Sabahlar yine kör karanlık. Kış geldi. Yataktan kalkar kalkmaz üzerine ince bir şeyler alma vakti. Işıkları yakmasan olmaz, öyle karanlık ki, göz gözü görmüyor. Yalnızsın çünkü. Sessizlik öyle derin ki, uyanmadın bile sanabilirsin. Tek başınalık, fena birşey. İçinde bir ritmle uyanıyorsun, kafanda sözlerini bilmediğin bir şarkı eşlik ediyor sana. Aynadaki aksine günaydın diyorsun, başka kime ne diyebileceksin ki, tut ki dedin, cevap gelir mi sanırsın. Duş alırken bile aklında akıp gidiyor şarkı, vaktin var, öyle erken kalkmışsın ki, e kapına dizilen de yok, hadi hadi diye. Yıka yalnızlığını yıkayabildiğin kadar. Duştan çıkarken hâlâ kıpır kıpırsın. Sessizlik ıssız bir çölde yürüyen adımlarını büyütüyor. Giyinme odasına geldiğinde açılan dolap kapılarıyla selamlıyorsun üzerine giyeceğin bir kat daha yalnızlığını.
Hayat herşeye rağmen güzel. Sadece sana ait bir sessizliğin koridorlarında yürümek de öyle. Saat ilerlese de karanlık durduğu yerde duruyor inatla, yalnızlığın da... Mutfağa girip bir kahve hazırlamak için uzanıyorsun ısıtıcıya. Mutfak her odadan daha soğuk sanki, kahvaltı etmek falan gelmiyor içinden. Bir kahve yeter de artar tek başınalığına. Eve dönüp şöyle bir bakıyorsun geride bıraktığına, koca boşluğa hoşçakal diyorsun kapıdan çıkarken, kendine iyi bak ben dönünceye kadar diyorsun arasıra. Kalabalığına karışacağın sokağa çıkarken, akşam dönüşünü düşünmüyorsun. Evi kendi haline bırakıp çıkıyorsun yanına bir tek kendini alıyorsun.
İçindeki kıpır kıpırlık yavaş yavaş siniyor, okula giden çocukları görünce ya da eşini uğurlayanları, balkondan bakan yaşlı ninelere el sallamak geliyor o anda içinden.

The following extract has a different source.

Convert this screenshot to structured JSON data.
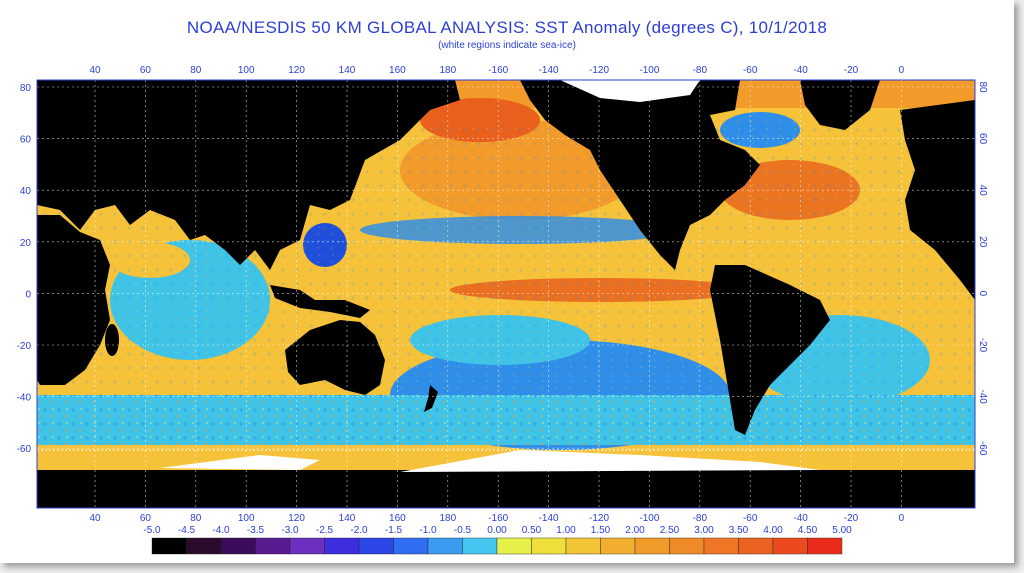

Giderek daha da yalnızlaşıyorsun. Akşama kadar iş, güç derken, o koşuşturmanın içinde yalnızlığını unutup, akşam eve gelmeden önce uğranan barda da stresini bırakıyorsun. Eve bazen koşarak, bazen yılgın, bazen nasıl gittiğini bile bilmiyorsun. Ev sabah bıraktığın gibi karanlık, o koca boşluğunu dolduracak seni bekliyor hasretle. Oysa bütün evlerde ışıklar yanmış birer ikişer. Zillere basıyor birileri, birileri kim o diyor. Evlerin boşluğu doluyor yavaş yavaş. Sesler yükseliyor yer yer. Yemek hazırrrrr... Banyodan çıkmadın mı sen... Vakti mi şimdi oje sürmenin...
Sen sadece sana ait olan anahtarını çıkartıp kapıyı açıyorsun. Merdivenleri bazen çok isteyerek bazen neşeyle bazense kederle ağır ağır ya da koşar adım çıkıyorsun. Paspasın üzerindeyken, zili çalmak istiyorsun. Anahtarınla kapıyı açtığında içeride ışık olsun istiyorsun. Sana bir hoşgeldin diyecek sesi içinde duyuyorsun. Ocakta pişen çorbanın kokusu ısıtsın üşümüş yüreğini istiyorsun. Yan kapıdan afacan çocuk kafasını uzatıp da annesi; kapa o kapıyı, gir içeri üşüyeceksin dediğinde, gülümsüyorsun: bazen keşkelerle, bazen iyikilerle içeri giriyorsun, elinde kolunda ne varsa sağa sola bırakıyorsun. Elini yüzünü yıkayıp mutfağa dalıyorsun. Dolabı açıp ne pişirsem diye düşünürken bir de bakıyorsun ki, evde ekmek bile kalmamış.
Köşe bakkala giderken, ışığı özellikle açık bırakıyorsun. Televizyonu da... Yanan ışığınla ve televizyondan gelen seslerle çoğaltığın yalnızlığına adım adım yaklaşırken, elindeki anahtara bakıyorsun, bir anahtarın olduğu için mutlu olsan da çoğu zaman, bir kapıyı açanı olmalı insanın biliyorsun.
(*) Bu yazı, anahtarı olmalı insanın yazısını yazan o küçük kıza yazılmıştır. Bir anahtarı olmalı insanın, bir de kapıyı açacak insanı diye düşündüğüm için.